J-219 - Pourquoi me liriez-vous ?
A l’heure d’Instagram et Netflix, qu’est-ce qui nous mène à passer des dizaines d’heures à lire une seule et même histoire ? Zoom sur le rôle-clé de l’intrigue.
Un petit rappel avant d’entrer dans le vif du sujet : si vous n’avez pas été au bout de la dernière newsletter, vous pouvez retrouver ici ma nouvelle “L’âme de la tour”, prix Coup de coeur du concours de nouvelles auquel j’ai participé en février dernier autour du thème “Imaginer le futur de l’énergie en 2070”. Bonne lecture ! ⚡️
Vous arrive-t-il parfois de ne pas finir un roman que vous aviez commencé ?
De mon côté, c’est très rare. Quand je me lance dans un livre, je sais souvent déjà de quoi il parle. Quelqu’un m’en a parlé, ou j’ai lu la quatrième de couverture, et j’ai eu envie d’en savoir plus. Ce livre, je l’ai acheté, et maintenant, je m’apprête à dépenser du temps pour découvrir l’histoire qu’il contient. En général, à ce stade, je me lance dans la lecture avec plaisir, et je vais jusqu’au bout.
Seulement voilà, parfois, ça ne veut pas. J’ai beau essayer de m’y plonger tous les soirs avant de me coucher, l’envie n’y est pas. Les mots se succèdent, mais le plaisir n’est pas là. Et l’envie de tourner les pages non plus.

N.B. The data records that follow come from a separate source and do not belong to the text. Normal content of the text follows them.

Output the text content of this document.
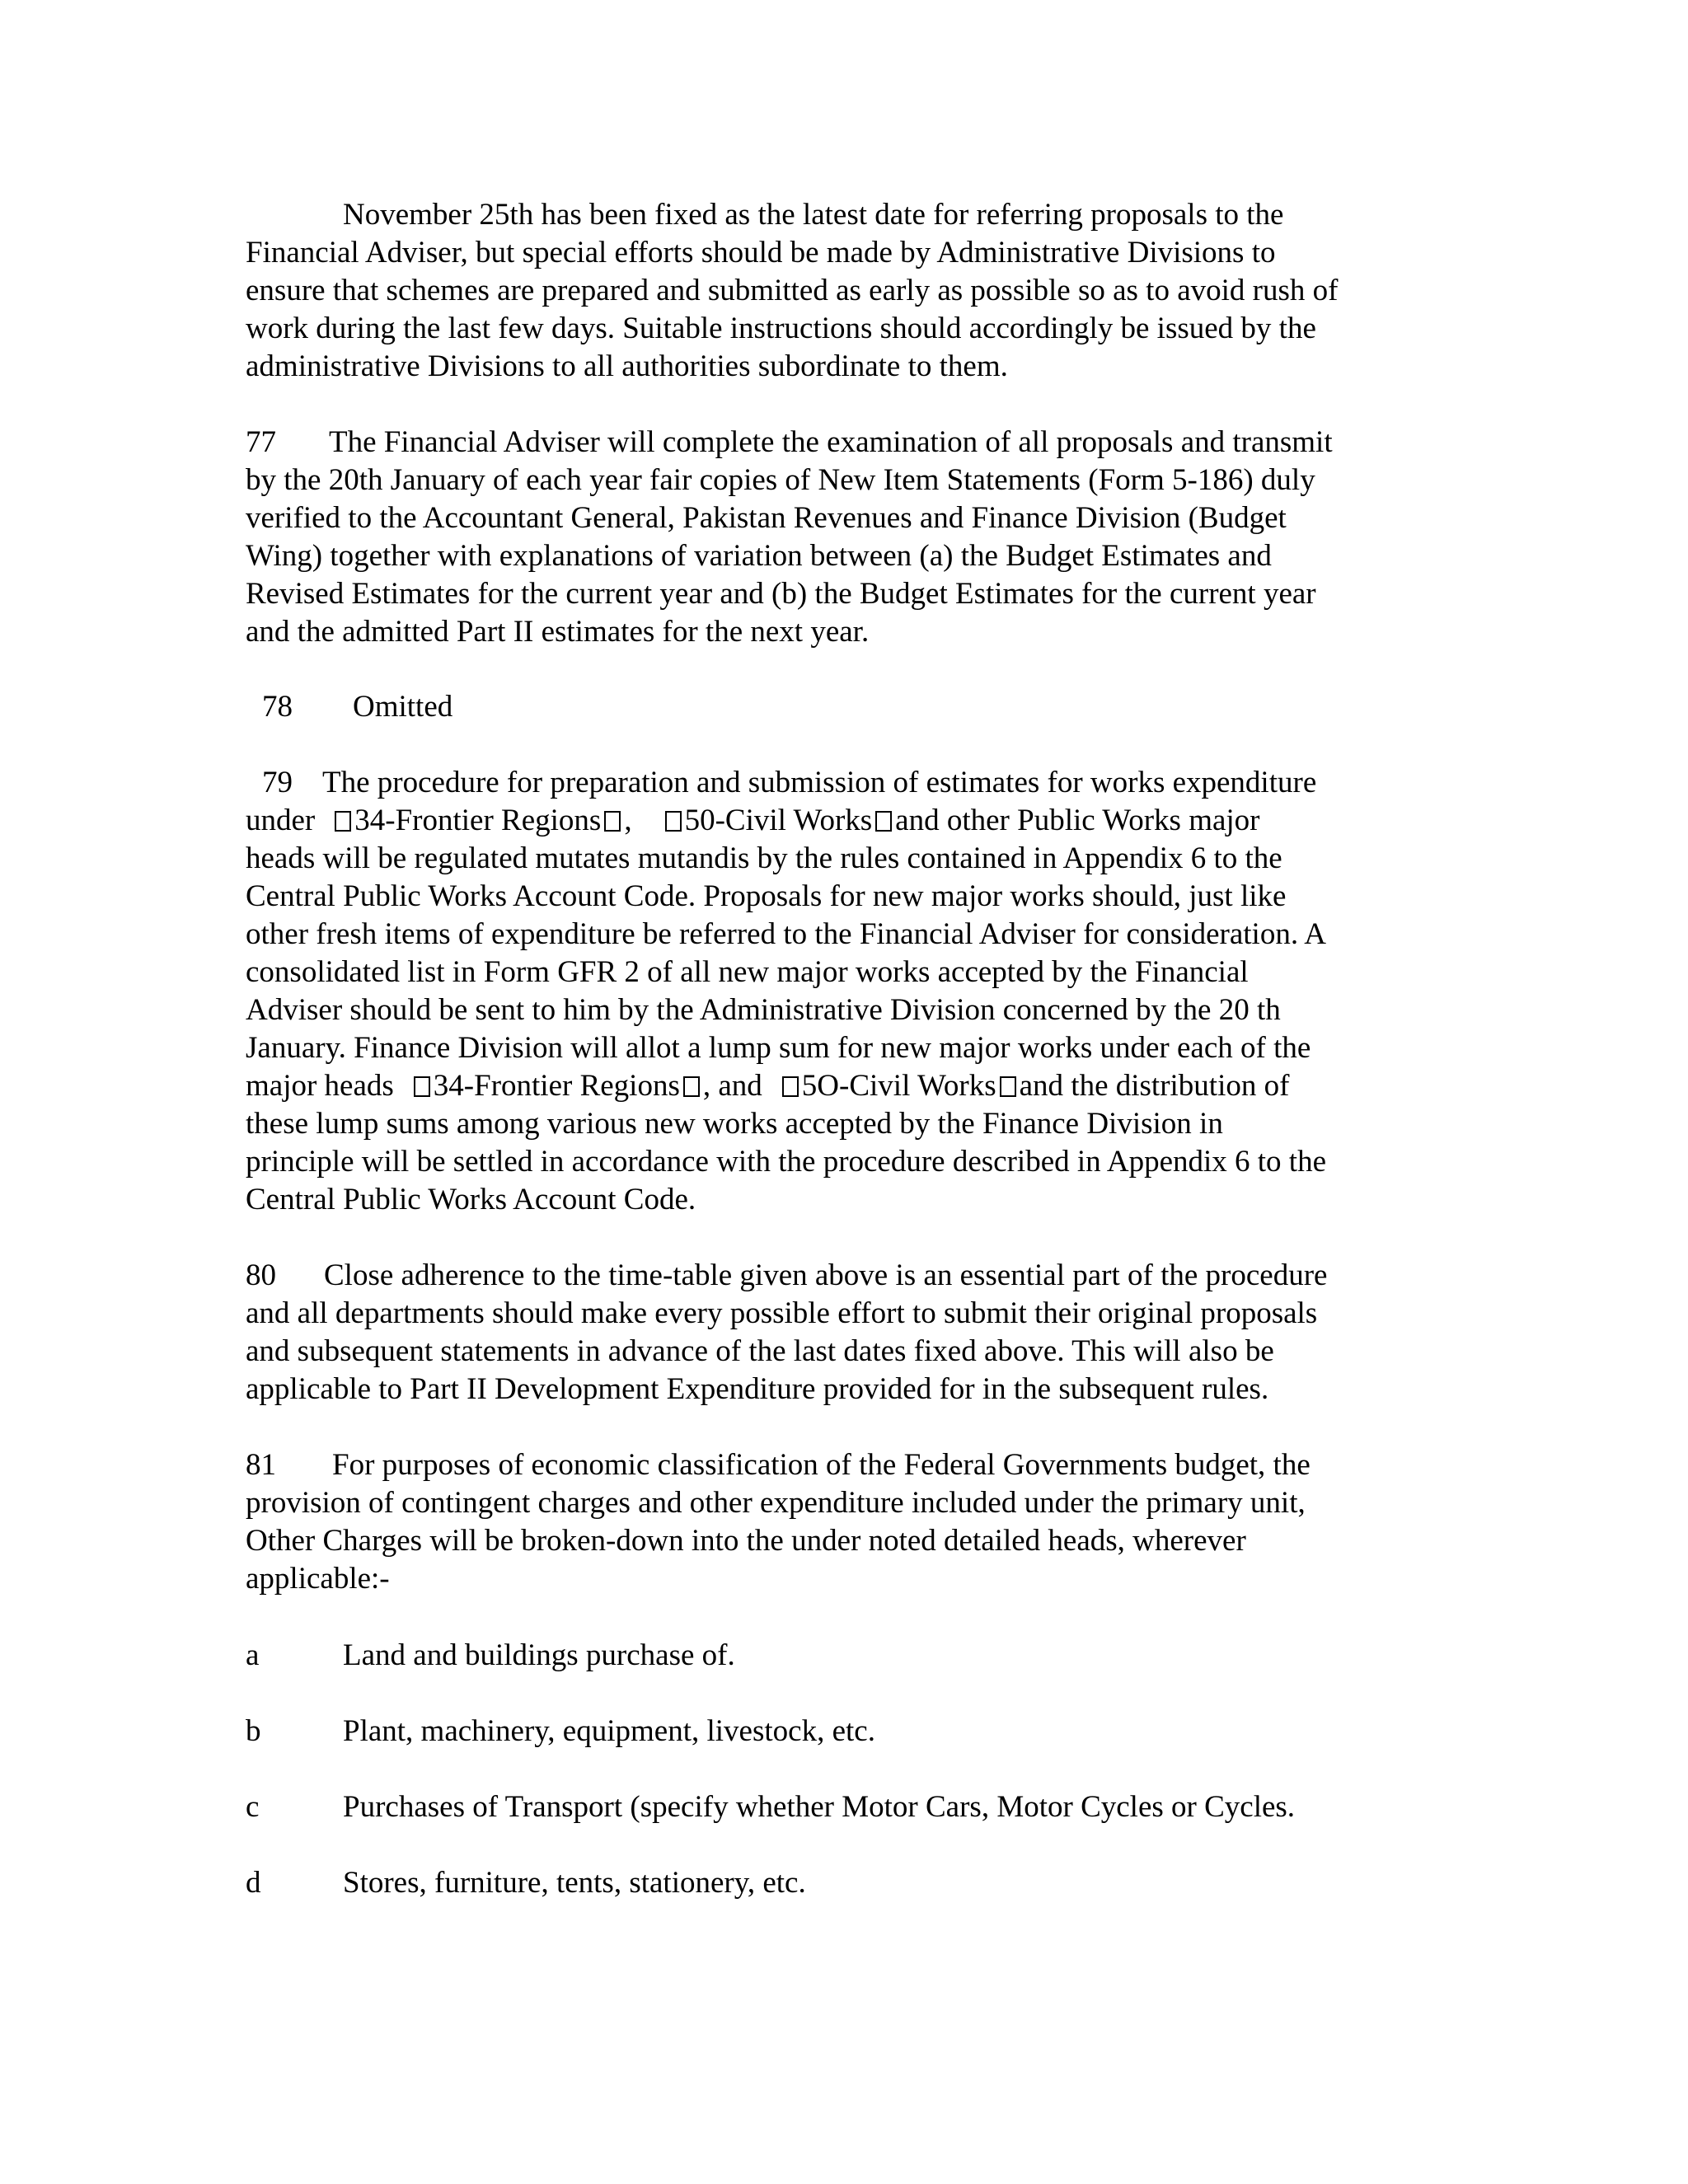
November 25th has been fixed as the latest date for referring proposals to the
Financial Adviser, but special efforts should be made by Administrative Divisions to
ensure that schemes are prepared and submitted as early as possible so as to avoid rush of
work during the last few days. Suitable instructions should accordingly be issued by the
administrative Divisions to all authorities subordinate to them.
77 The Financial Adviser will complete the examination of all proposals and transmit
by the 20th January of each year fair copies of New Item Statements (Form 5-186) duly
verified to the Accountant General, Pakistan Revenues and Finance Division (Budget
Wing) together with explanations of variation between (a) the Budget Estimates and
Revised Estimates for the current year and (b) the Budget Estimates for the current year
and the admitted Part II estimates for the next year.
78 Omitted
79 The procedure for preparation and submission of estimates for works expenditure
under 34-Frontier Regions , 50-Civil Works and other Public Works major
heads will be regulated mutates mutandis by the rules contained in Appendix 6 to the
Central Public Works Account Code. Proposals for new major works should, just like
other fresh items of expenditure be referred to the Financial Adviser for consideration. A
consolidated list in Form GFR 2 of all new major works accepted by the Financial
Adviser should be sent to him by the Administrative Division concerned by the 20 th
January. Finance Division will allot a lump sum for new major works under each of the
major heads 34-Frontier Regions , and 5O-Civil Works and the distribution of
these lump sums among various new works accepted by the Finance Division in
principle will be settled in accordance with the procedure described in Appendix 6 to the
Central Public Works Account Code.
80 Close adherence to the time-table given above is an essential part of the procedure
and all departments should make every possible effort to submit their original proposals
and subsequent statements in advance of the last dates fixed above. This will also be
applicable to Part II Development Expenditure provided for in the subsequent rules.
81 For purposes of economic classification of the Federal Governments budget, the
provision of contingent charges and other expenditure included under the primary unit,
Other Charges will be broken-down into the under noted detailed heads, wherever
applicable:-
a	Land and buildings purchase of.
b	Plant, machinery, equipment, livestock, etc.
c	Purchases of Transport (specify whether Motor Cars, Motor Cycles or Cycles.
d	Stores, furniture, tents, stationery, etc.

Au bout d’un moment, je renonce.
“Je ne suis pas rentré dedans”, voilà ce que l’on dit dans ces cas-là.
Alors, pourquoi y a-t-il certains livres que nous sommes incapables de lâcher ? Des livres que nous avons besoin de dévorer jusqu’au bout, le plus vite possible, sans en perdre une miette ? Et d’autres auxquels on renonce après quelques dizaines voire centaines de pages, avec un goût de déception dans la bouche ?

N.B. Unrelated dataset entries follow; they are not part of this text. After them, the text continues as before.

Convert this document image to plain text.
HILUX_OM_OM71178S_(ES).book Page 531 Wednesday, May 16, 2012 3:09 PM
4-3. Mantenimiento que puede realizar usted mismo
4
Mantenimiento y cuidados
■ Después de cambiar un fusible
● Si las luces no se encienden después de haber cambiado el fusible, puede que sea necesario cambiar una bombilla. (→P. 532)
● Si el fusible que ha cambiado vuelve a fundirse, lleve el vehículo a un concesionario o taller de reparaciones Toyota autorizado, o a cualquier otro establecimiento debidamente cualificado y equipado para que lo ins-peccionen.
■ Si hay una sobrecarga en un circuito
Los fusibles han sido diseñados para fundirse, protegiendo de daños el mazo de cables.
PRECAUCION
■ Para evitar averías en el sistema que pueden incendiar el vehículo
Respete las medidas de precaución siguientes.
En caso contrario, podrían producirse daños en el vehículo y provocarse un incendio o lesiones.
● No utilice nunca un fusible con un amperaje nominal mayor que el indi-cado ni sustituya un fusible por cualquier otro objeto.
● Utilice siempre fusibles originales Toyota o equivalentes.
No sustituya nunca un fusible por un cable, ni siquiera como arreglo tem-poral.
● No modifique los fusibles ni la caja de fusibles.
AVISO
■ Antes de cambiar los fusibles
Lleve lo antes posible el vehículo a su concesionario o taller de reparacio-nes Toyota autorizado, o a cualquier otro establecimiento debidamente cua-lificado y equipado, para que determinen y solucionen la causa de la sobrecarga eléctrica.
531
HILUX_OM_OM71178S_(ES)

En général, la réponse tient à ce fil invisible qui vient structurer l’histoire : l’intrigue.
L’intrigue, pilier incontournable de toute bonne histoire
Nous aimons tous les histoires. Pourquoi ? Parce que nous voulons découvrir ce qui va arriver. Nous voulons connaître la fin. Nous avons besoin de savoir.
Au début de l’histoire, le lecteur découvre une situation, un univers, des personnages. Mais ce qui lui donnera envie de s’y intéresser, et ce qui le tiendra en haleine tout au long du roman, c’est l’intrigue. Littéralement, ce qui nous intrigue, ce sont toutes ces questions auxquelles nous cherchons une réponse, presque mécaniquement. “Que va-t-il se passer ensuite ?” ; “Pourquoi a-t-elle fait ça ?” ; “Le protagoniste va-t-il s’en sortir ?”
Parmi les conseils glanés lors du stage d’écriture, l’un des plus intéressants tenait en une phrase : « une bonne intrigue est construite sur des “donc”, et pas sur des “et puis” ». Un récit devient prenant tout en demeurant réaliste à partir du moment où les événements s’enchaînent logiquement.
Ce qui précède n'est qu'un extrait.